Page 1 of 1

Encoding (non)issues

Posted: Fri Apr 06, 2007 12:40 am
by Chris Vogel
Although this forum declares its character set as ISO 8859-1, it instead seems to be using windows-1252, which is basically ISO 8859-1 with some control characters replaced with displayable ones. Below are the displayable characters that are part of windows-1252 but not ISO 8859-1:

€‚ƒ„…†‡ˆ‰Š‹ŒŽ‘’“”•–—˜™š›œžŸ

Those characters should be escaped in the source code, but they are not. Documents should not contain characters outside their character sets, although I’ll admit that, since this is a common error, most browsers will just treat ISO 8859-1 as windows-1252 anyway. I’m just being pedantic, I suppose. :P

Characters outside both ISO 8859-1 and windows-1252 seem to be escaped as expected (歯ブラシ, for example).

Archived topic from Anythingforums, old topic ID:3179, old post ID:58518

Encoding (non)issues

Posted: Fri Apr 06, 2007 8:26 am
by michaelk1993adg
what?


Archived topic from Anythingforums, old topic ID:3179, old post ID:58540

Encoding (non)issues

Posted: Fri Apr 06, 2007 12:58 pm
by Red Squirrel
I noticed lot of sites have screwed up encoding. I have yet to figure out how to make Firefox force it to iso-8859. The problem is only visible on pages with french characters, they'll apear as a diamond.

Pictures are also screwed up on this board, have no idea what causes that one.

Archived topic from Anythingforums, old topic ID:3179, old post ID:58548

Encoding (non)issues

Posted: Sat Apr 07, 2007 12:34 am
by Chris Vogel
Red Squirrel wrote: I have yet to figure out how to make Firefox force it to iso-8859.
As a Web author or a Web user?

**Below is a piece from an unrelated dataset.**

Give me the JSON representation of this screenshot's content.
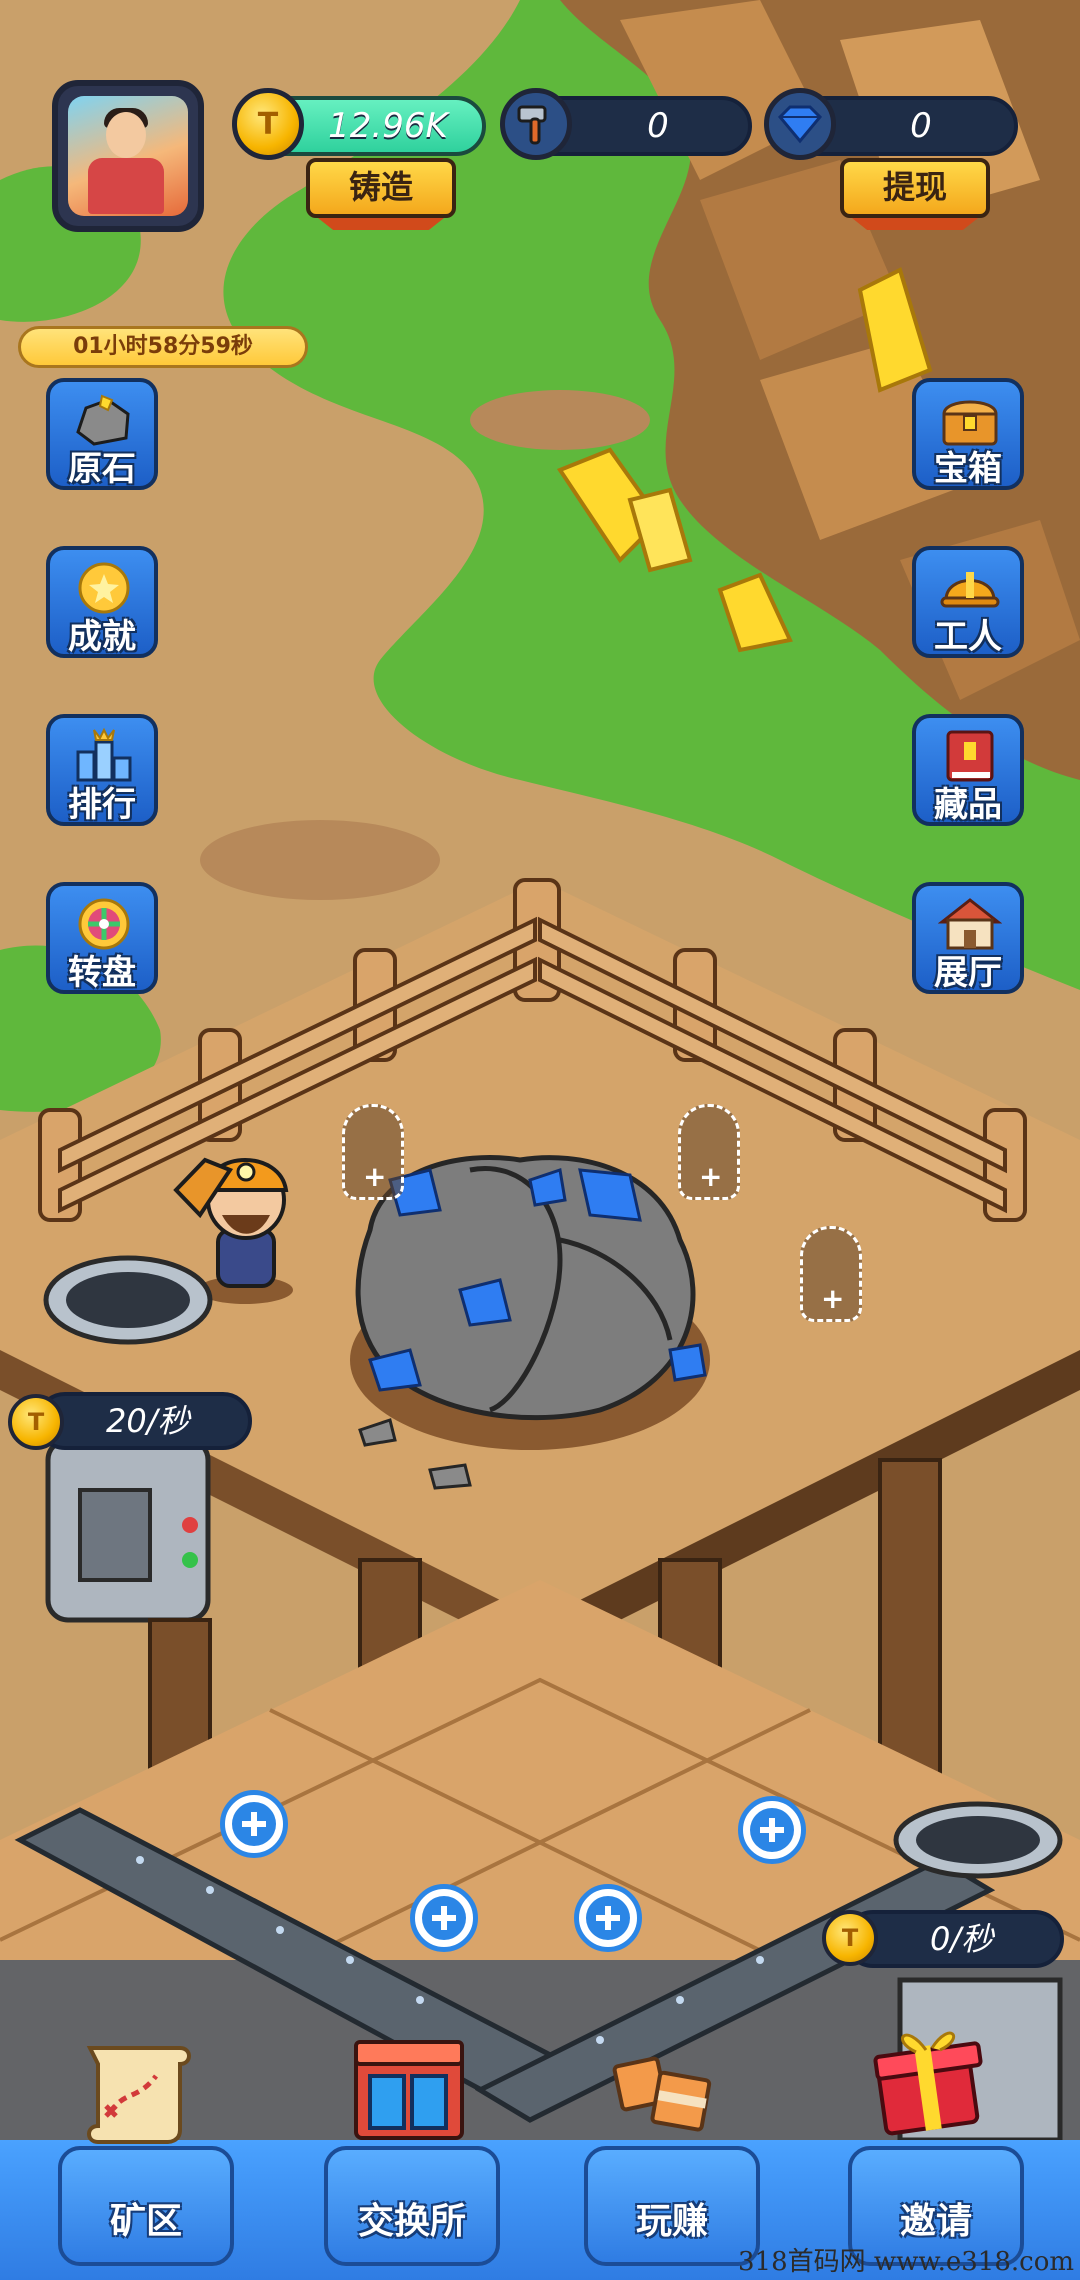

If you want your pages to be served as ISO 8859-1, you would make sure Content-Type: text/html; charset=iso-8859-1 is in your HTTP headers and <meta http-equiv="Content-Type" content="text/html; charset=iso-8859-1"> is in your HTML, but that character set is usually the default anyway. If you want to force a different character set on a page you’re browsing in Firefox, you would go to View → Character Encoding → Western (ISO-8859-1).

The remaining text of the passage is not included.